Plans for the estimated $40 million renovation of Miller-Driscoll Elementary School are "moving along" and a school building committee will be appointed soon, First Selectman William Brennan informed during Wednesday's meeting between the Board of Selectmen and the Board of Education to discuss school capital projects.
Follwing selection of an architect, schematics for the renovations will be completed in 2014, with an aim to start construction in 2015, Brennan said.
In addition a revised statement of requirements — the document which drives the design of the school — has been completed and approved by the Board of Education and will be presented at the next meeting of the Board of Selectmen, he said.
"We've got some pretty good people who have volunteered to be on the building committee," Brennan said, adding that the committee will include representatives from the Board of Education, school administration, Board of Finance and Board of Selectmen, as well as members of the community with backgrounds in construction and project management.
Brennan said he was concerned, however, that bids for the school project may come in over budget. Recent bids to replace the roofs at Middlebrook School and the Comstock Community Center came in slightly above initial estimates.
Since the Miller-Driscoll project was first proposed in 2006 town officials have debated whether to renovate the current facility or build an entirely new school. Should cost estimates cross a certain threshold the town may feel compelled to scrap renovation plans in favor of new construction, because it will be more cost effective.
During a Board of Selectmen meeting in December, Ty Tregallas of Milford-based Turner Construction reported that the school building was structurally sound and recommended renovation.
Roofing Projects Go Out to Bid
Brennan said the town is drafting RFPs and will soon be soliciting bids from roofing contractors for the replacement of the roofs on Middlebrook and Comstock.
During a recent Board of Selectmen meeting, Erin Aichler, Project Manager for Hamden-based Hoffmann Architects, provided an overview of the roof projects, which essentially entail replacing most of the roofs at the two facilities.
Hoffmann Architects was hired to assist Turner Construction to develop the schematic designs for the roofs at Comstock Community Center and Middlebrook School, including "good, better, best" alternatives for replacement, and estimated construction costs for each.
Aichler discussed the current condition of the roofs, what needs to be done to repair them, and alternatives for repairing them. She said the single-ply EPDM (rubber membrane) roofs on Comstock and Middlebrook are, on average 20 or more years old.
She added that Comstock has a lot of broken HVAC equipment that will need to be removed and/or replaced when the roof project is done.
Aichler said inspection of the roofs revealed "ponding" of rain water resulting from trees debris clogging roof drains. This in turn is causing leaks which in turn is causing mold conditions.
The drains in the courtyard at Middlebrook School will be repaired as part of the roof repair at that school, she said.

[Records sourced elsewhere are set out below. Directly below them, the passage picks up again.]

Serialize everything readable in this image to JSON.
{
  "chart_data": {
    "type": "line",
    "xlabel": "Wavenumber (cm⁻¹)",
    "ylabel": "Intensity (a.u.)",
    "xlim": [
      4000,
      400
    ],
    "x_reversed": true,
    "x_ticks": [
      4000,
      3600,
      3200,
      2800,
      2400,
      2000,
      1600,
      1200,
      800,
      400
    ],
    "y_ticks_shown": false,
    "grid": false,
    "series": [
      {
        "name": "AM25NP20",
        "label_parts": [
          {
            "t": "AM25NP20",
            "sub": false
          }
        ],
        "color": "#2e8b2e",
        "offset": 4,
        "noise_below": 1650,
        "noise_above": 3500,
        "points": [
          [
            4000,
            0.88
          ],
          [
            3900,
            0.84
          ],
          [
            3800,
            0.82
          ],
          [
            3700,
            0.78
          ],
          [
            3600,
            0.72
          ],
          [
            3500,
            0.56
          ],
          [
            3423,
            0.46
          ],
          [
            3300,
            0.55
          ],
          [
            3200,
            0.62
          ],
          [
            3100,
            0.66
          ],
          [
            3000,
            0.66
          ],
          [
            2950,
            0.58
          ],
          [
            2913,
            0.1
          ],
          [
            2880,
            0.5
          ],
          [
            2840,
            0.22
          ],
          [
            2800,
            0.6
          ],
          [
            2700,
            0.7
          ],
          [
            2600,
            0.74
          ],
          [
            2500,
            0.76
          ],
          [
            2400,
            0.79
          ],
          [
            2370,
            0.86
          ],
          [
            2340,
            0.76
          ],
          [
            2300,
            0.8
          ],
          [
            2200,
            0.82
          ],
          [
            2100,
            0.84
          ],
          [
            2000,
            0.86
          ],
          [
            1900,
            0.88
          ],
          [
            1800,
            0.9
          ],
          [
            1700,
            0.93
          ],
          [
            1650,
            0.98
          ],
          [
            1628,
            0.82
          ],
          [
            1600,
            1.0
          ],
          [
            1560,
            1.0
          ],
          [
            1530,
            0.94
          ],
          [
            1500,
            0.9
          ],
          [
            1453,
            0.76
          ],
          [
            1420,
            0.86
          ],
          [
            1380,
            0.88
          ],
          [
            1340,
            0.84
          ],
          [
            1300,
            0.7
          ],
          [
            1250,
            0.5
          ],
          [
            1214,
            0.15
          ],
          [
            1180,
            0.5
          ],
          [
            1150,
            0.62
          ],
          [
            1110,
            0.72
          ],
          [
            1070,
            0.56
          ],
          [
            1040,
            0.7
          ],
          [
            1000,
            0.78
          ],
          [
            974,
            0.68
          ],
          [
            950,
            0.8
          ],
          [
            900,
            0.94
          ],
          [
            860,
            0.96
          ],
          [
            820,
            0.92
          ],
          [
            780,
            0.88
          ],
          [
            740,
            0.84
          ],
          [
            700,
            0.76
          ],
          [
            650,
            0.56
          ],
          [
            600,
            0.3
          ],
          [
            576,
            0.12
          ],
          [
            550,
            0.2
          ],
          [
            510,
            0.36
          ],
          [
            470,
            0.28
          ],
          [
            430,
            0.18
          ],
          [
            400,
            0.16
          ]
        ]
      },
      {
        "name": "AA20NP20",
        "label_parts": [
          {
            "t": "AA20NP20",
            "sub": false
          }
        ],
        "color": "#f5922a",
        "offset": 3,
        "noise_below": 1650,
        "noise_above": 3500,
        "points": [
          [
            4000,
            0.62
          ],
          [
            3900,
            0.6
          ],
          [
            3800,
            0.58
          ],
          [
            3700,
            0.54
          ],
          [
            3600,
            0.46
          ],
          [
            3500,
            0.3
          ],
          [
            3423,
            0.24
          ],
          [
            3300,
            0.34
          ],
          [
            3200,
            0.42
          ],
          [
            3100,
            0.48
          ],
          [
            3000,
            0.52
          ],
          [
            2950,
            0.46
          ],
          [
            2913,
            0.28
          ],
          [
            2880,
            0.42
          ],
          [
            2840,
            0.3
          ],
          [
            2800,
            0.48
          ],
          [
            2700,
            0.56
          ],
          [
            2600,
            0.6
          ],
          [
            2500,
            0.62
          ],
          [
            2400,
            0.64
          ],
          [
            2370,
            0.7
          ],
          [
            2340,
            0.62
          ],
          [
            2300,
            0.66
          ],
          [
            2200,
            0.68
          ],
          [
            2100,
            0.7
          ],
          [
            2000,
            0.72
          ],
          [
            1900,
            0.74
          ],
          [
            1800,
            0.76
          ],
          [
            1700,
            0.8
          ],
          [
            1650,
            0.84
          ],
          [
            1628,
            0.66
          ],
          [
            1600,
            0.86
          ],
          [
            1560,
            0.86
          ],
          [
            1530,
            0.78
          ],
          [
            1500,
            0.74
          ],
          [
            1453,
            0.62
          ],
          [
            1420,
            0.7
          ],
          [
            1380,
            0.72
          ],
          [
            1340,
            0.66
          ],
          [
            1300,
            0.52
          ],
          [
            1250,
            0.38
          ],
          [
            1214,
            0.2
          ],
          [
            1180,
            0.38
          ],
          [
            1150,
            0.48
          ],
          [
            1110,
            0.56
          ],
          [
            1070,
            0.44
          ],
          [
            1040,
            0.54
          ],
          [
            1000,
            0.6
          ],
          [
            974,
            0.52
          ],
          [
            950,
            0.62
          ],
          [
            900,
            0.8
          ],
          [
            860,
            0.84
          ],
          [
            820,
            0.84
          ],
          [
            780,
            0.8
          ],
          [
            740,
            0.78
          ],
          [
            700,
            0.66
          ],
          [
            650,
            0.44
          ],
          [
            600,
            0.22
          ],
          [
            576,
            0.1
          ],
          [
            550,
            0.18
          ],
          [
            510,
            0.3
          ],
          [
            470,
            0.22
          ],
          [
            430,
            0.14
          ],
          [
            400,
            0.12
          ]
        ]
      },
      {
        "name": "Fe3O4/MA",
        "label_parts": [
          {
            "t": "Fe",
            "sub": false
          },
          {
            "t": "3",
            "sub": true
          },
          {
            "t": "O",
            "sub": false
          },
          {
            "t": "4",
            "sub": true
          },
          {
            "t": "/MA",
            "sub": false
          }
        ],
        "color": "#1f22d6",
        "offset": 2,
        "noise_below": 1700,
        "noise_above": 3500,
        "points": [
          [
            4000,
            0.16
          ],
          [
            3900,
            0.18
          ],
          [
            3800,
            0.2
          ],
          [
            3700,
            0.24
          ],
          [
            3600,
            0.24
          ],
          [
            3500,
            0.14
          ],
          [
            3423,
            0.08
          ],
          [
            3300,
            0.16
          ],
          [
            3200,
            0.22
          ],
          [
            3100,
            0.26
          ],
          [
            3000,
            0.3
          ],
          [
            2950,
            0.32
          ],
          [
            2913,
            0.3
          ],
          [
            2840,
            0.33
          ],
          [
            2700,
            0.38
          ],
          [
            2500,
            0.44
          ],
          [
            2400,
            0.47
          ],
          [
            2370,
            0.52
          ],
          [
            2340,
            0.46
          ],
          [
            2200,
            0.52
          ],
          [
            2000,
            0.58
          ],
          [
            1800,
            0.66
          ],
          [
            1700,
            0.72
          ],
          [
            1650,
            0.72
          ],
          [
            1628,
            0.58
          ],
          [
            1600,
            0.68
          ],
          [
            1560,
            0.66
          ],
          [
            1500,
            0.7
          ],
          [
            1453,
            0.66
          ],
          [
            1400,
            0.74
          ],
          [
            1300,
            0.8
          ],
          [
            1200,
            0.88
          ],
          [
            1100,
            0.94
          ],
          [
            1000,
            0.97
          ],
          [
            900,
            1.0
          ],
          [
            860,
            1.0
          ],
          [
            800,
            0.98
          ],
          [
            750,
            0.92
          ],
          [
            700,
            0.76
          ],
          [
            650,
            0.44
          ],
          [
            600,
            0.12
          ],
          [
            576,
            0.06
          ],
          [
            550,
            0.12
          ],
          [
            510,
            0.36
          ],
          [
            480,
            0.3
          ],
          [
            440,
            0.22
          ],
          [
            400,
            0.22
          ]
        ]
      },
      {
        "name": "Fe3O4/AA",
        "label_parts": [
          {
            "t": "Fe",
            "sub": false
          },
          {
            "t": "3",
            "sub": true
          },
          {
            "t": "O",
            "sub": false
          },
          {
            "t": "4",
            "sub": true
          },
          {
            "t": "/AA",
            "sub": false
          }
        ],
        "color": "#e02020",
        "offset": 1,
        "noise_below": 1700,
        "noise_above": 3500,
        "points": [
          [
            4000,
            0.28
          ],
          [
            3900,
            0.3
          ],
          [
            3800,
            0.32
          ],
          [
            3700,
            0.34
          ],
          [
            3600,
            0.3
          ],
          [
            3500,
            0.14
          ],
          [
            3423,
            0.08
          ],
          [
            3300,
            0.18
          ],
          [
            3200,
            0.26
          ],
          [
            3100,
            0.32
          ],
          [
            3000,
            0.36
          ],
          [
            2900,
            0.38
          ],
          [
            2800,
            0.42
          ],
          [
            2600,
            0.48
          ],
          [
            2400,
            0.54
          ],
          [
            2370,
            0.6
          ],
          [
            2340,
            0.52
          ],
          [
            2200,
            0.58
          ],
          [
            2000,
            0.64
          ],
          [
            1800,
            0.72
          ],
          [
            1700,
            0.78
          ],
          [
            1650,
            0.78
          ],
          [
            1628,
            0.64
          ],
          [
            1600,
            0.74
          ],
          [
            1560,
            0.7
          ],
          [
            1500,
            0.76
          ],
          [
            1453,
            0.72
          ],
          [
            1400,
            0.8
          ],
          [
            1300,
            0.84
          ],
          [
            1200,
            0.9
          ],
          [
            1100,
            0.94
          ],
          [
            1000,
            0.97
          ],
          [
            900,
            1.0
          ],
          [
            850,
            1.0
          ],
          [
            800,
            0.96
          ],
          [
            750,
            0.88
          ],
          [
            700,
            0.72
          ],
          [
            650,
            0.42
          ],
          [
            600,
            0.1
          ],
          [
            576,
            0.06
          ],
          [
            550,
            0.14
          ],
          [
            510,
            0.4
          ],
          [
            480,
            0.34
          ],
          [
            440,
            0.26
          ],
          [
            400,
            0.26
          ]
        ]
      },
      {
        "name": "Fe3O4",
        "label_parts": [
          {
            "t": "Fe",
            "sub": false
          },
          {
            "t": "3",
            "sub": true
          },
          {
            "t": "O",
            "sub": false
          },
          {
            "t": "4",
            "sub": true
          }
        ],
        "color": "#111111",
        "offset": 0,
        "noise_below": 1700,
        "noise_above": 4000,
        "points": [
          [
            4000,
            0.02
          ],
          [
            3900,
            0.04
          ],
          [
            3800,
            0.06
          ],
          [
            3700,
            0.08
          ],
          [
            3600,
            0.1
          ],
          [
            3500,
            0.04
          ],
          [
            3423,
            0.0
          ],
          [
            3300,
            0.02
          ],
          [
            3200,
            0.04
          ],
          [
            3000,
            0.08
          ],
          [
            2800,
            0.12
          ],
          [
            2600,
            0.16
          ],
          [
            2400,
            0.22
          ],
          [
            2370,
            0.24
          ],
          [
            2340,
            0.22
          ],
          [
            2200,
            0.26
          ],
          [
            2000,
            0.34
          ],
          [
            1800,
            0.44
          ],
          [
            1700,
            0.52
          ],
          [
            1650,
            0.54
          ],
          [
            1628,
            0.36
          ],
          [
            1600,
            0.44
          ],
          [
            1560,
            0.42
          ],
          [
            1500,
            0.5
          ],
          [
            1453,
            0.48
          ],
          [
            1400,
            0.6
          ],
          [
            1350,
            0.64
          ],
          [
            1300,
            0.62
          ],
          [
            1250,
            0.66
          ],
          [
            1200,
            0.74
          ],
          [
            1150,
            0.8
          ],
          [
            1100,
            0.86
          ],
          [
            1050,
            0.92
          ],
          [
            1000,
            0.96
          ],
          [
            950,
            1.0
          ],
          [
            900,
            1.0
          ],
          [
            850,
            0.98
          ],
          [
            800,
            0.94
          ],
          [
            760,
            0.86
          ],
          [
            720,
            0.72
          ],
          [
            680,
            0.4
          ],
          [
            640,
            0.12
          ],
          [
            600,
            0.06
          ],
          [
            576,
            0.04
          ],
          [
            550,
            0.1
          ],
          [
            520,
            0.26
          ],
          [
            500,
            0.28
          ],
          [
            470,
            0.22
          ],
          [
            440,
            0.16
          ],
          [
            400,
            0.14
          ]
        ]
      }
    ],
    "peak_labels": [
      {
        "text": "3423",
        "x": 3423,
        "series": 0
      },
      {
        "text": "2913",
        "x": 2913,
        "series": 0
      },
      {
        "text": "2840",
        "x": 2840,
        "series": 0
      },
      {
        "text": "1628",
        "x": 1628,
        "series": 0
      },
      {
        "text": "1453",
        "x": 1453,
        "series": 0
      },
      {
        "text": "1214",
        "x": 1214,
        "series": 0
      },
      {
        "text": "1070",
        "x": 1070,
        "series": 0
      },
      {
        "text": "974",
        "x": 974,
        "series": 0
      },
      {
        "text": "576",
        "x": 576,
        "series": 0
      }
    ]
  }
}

Aichler presented three roof replacement options — however she noted that "the only real difference is the membrane" used. The first option is to go with a single-ply standard EPDM roof. The second option includes installing a single-ply roof with a thicker membrane. The third option is to install a two-ply "modified bitumin" roof with the thicker membrane. The third option she said offers the best protection from leaks, the longest life, and greater durability over the other options.
If standard single-ply EPDM roofs are installed at both facilities, including a total of five roofs at Middlebrook and three roofs at Comstock, the estimated cost is $715,000 for Comstock and $965,000 for Middlebrook. That does not include the removal of the HVAC equipment.
During the meeting, Brennan said he would ask the Council on Public Facilities to make a recommendation on what type of roofs to use at each facility.
Malcolm Whyte, Chair of CPF, however, asked that if the Council takes the time to do the analysis, and ends up recommending a more expensive roof, that the selectmen then not reject the recommendation.
"We spend a great deal of time pouring over the details such proposals," Whyte said. "One thing I would ask you to do... is not just reject based on cost... if we must look at all the alternatives. This way we don't come back and say, 'we recommend this,' and you say, 'no way we're not going to do that,' based on the money..."
Brennan pointed out that if the board waited until May to request additional funding for the project from the town meeting, the town would not have enough time to go to contract and get the job completed during summer, as planned.
The Board of Selectmen is also in the process of finding members for a building committee to oversee the roofing projects. Members of that committee are expected to be announced in March.
The roofing project for Comstock is just one of a series of improvements for the community center totaling about $4 million. Other improvements include replacing the generator and boiler system, installing additional heating in the front lobby, replacing windows and providing new ventilation and air conditioners.